According to the AP, “The administration has been working with the Hope Now alliance, an industry group trying to coordinate a response to the mortgage crisis, to encourage lenders to work out loan modifications or refinancings for people that will be able to afford the new terms and can keep making payments.”

But wait, didn’t Paulson say that many homes (many, let’s assume, meaning a majority) cannot be saved from foreclosure and that policymakers should not be trying to come up with relief or compensation for poorly written loans that were flooded throughout the mortgage market over the last five years?

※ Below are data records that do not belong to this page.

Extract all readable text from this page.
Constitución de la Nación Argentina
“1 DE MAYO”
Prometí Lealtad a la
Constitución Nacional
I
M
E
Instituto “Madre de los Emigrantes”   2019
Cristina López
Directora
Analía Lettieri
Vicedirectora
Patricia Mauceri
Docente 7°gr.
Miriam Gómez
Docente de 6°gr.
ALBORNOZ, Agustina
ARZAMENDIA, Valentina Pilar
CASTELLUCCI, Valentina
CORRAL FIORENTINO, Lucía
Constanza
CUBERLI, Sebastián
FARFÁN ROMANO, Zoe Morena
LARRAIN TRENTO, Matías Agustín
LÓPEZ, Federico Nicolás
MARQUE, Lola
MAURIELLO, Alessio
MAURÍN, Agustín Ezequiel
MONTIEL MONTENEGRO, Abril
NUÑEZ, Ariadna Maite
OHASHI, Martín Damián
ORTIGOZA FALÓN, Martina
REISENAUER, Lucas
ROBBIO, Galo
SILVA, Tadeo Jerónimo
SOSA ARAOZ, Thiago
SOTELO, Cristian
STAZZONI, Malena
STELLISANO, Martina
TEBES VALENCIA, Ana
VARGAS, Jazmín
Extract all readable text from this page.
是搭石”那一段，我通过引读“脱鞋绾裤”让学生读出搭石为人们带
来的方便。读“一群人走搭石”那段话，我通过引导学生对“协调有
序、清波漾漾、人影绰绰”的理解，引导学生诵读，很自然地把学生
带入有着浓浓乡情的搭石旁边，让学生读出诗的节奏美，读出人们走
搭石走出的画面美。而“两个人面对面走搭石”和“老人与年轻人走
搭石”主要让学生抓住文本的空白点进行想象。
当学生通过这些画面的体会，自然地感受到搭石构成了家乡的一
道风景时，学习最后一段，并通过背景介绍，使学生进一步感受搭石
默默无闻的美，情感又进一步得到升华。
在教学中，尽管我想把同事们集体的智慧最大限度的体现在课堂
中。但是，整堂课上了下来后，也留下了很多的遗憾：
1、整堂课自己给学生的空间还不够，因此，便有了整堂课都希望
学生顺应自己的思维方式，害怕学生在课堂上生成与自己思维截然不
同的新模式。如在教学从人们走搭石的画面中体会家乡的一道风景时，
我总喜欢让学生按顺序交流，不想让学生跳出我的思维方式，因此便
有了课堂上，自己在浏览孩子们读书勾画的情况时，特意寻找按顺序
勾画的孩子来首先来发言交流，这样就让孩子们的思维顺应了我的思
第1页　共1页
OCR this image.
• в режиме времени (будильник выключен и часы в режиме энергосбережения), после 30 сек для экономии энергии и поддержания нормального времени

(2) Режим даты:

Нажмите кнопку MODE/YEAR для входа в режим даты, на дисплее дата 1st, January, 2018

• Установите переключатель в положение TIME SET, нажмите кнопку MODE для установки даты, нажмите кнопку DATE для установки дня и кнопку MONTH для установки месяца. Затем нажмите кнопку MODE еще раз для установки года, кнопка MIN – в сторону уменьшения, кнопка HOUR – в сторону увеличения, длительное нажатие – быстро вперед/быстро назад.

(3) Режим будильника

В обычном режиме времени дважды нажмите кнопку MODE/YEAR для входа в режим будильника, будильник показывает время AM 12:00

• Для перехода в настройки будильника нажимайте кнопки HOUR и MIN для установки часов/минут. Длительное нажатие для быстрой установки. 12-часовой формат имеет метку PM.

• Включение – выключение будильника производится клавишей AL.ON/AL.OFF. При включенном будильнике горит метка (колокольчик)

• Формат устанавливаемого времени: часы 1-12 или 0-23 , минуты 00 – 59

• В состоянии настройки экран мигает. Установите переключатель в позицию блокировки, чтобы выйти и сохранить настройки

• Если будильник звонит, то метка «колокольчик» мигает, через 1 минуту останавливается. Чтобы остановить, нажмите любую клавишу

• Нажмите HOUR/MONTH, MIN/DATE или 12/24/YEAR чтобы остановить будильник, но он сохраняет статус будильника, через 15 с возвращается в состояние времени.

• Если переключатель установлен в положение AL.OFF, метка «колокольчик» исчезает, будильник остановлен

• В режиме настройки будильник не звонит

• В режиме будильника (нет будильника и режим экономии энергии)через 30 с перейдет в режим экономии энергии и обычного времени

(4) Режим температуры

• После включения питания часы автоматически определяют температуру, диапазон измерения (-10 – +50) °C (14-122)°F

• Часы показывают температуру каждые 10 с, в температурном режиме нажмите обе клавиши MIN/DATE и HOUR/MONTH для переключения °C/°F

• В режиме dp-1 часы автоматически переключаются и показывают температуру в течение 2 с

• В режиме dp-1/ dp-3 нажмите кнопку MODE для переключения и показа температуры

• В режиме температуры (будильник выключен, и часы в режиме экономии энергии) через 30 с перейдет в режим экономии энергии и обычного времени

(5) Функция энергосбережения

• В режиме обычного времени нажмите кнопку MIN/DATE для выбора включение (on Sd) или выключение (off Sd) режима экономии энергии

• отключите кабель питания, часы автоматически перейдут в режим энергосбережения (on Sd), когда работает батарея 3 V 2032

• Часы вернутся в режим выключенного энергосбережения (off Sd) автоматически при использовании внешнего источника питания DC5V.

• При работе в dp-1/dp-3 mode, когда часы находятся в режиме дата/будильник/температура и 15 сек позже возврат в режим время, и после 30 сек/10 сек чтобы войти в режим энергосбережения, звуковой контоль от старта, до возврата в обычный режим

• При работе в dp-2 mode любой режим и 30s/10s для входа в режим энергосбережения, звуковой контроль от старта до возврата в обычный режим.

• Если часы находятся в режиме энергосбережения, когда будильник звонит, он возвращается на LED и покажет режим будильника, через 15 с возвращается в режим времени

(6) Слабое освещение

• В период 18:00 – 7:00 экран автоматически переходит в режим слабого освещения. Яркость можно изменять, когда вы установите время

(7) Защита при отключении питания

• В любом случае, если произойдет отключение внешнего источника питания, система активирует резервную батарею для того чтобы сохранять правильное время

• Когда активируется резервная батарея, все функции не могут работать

Paulson’s contradictory or “doublespeak” statements from the last four months, however, are not the problem, that’s just an inexorable mind-set that believes Hope Now is the only and best solution to combatting foreclosures; and a blatant refusal to come up with anything better to prevent foreclosures or to adapt to market turbulence. The real problem is that the rules that were in place at the beginning of this subprime boom and its subsequent bust were very grey and allowed for a lot of deregulated and insidious lending practices to take place; the same rules that were written into law by former policymakers like Newt Gingrinch (Home Ownership and Equity Protection Act of 1994) and Phil Gramm (Commodity Futures Modernization Act of 2000).

And now Paulson suggests that policymakers “should not” help fix the foreclosure crisis that they technically helped start or allowed to take place. This is a complete deflection of accountability and its mainly being placed on homeowners who were cajoled into bad loans, loans that mortgage lenders were able to write because of the rules set by policymakers. This is the problem.

It is not clear if Paulson would change his attitude towards the foreclosure situation if (and likely when) it gets worse after the next round of interest rate resets take place next month and in September. Either way, the Treasury Secretary has made it clear to homeowners: If Hope Now doesn’t work for you (and for many it hasn’t), you’re on your own.